OMAGGIO AL ‘NOSTRO’ IMPERATORE

OMAGGIO AL ‘NOSTRO’ IMPERATORE

Tra le morbide rotondità di un piccolo giardino che si protende verso il mare, con garbo, quel tanto che basta non a nascondere, ma ad esaltare l’incanto e l’importanza del luogo che lo accoglie, si erge, imponente, una statua “antica” o che comunque rimanda ad un‘altra epoca, ad un’imponenza pensosa “nuova”, cui non siamo più avvezzi.

La scultura, in bronzo, rappresenta Nerone, il giovane imperatore romano; il delizioso e pacato “balcone” non privo di qualche anfratto amoroso, tra i verdi arbusti che profumano di mare, si trova ad Anzio, città natale dell’augusto personaggio, sulla riviera Mallozzi.

In tempi recenti, infatti, precisamente nel 2010, una statua posta su di un piedistallo tipo capitello, alta, complessivamente circa tre metri, realizzata dall’artista Claudio Valenti, è stata collocata nelle vicinanze di antiche vestigia, di cui gli abitanti della deliziosa località balneare vanno fieri e che, nel nome ricordano l’imperatore, l’antico porto, la villa, le grotte, appunto, di Nerone.

La duplice motivazione di una scelta forse unica, in netta contrapposizione a ricostruzioni, storiche o cinematografiche, ormai superate dalla maggior parte dei critici, è scritta ai piedi della statua: <<Nerone Claudio Cesare Augusto Germanico, nato ad Anzio il 25/12/37 d.C. con il nome di Lucio Domizio Enobarbo, figlio di Gneo Domizio Enobarbo e di Agrippina Minore, sorella dell’imperatore Caligola. Nel 54 d.C. divenne imperatore per acclamazione dei pretoriani. Durante il suo principato, l’Impero conobbe un periodo di pace, di grande splendore e di importanti riforme. Morì il 9 /6/ 68 d.C.>>.

Ebbene sì, la crudele leggenda secondo la quale Nerone fosse un perverso piromane è stata sfatata! Di vero, potrebbe esserci che abbia decretato la morte della propria madre, di Seneca, saggio precettore e sagace consigliere, nel momento in cui dai suoi servigi non traeva più alcun giovamento, di aver perseguitato i cristiani! Ma come avrebbe potuto un uomo, anche se di nobili origini, conquistare il potere e, soprattutto, mantenere i propri privilegi, senza possedere una notevole dose di cinismo, oltre che di smodata ambizione?! Nerone come tanti, nella sua epoca e … oggi?

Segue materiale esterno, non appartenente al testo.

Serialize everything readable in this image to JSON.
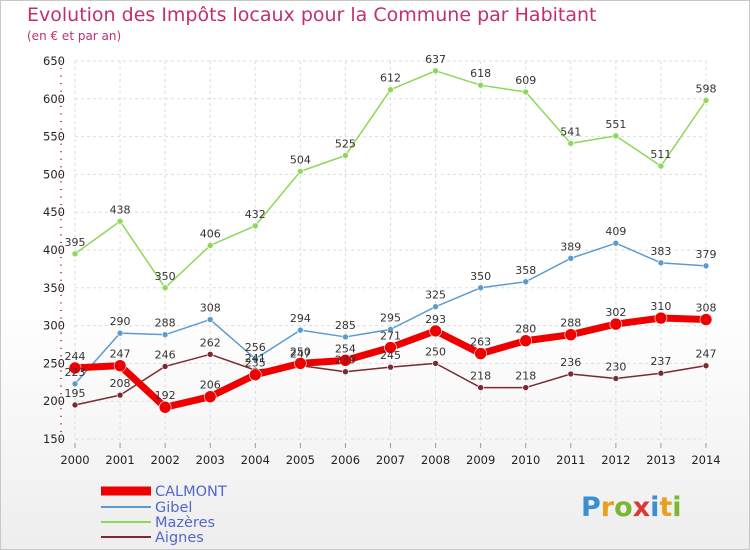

Ciò che gli fa onore, sicuramente e comunque, è l’aver donato ai suoi sudditi “un periodo di pace, di grande splendore e di riforme importanti”.

Di tali meriti e non solo, ci parla la statua posta tra il cielo e la terra, in un perenne anelito verso il mare: privo della riccioluta ed ambigua barbetta, il giovane volto, ingentilito anche da un naso stilizzato, ha fattezze morbide, accattivanti, accentuate da una chioma folta e composta.

Una tale sensazione di rassicurante pacatezza, però, svanisce quando i suoi magnetici occhi “chiari” catturano lo sguardo degli astanti: fierezza, dignità, consapevolezza del proprio ruolo ma, anche, nostalgia e rimpianto sono racchiusi nello sguardo pensoso e “vivo” del controverso regnante.

Osserva e, con il braccio destro teso, indica il mare, l’orizzonte … cosa cerca … cosa vorrebbe che apparisse: navi vocianti, cariche di mercanzie, che fendono, con alterigia, le onde del mare? Soavi e silenti velieri, che sfiorano la superficie del mare, con il loro più prezioso carico di musici, di arpe, di cetre, di poeti, di attori, di sogni?

Chissà?! Alla terra, invece, è rivolto il braccio sinistro, in un atteggiamento più concreto, più volitivo che simboleggia, forse, il desiderio di riappropriarsi del luogo da cui tutto ha avuto origine.

L’opera, nel suo insieme, richiama la statuaria romana, con precisione quella celebrativa, per il realismo delle forme e l’equilibrio compositivo, ma non per l’andamento e per la regolarità delle pieghe della toga.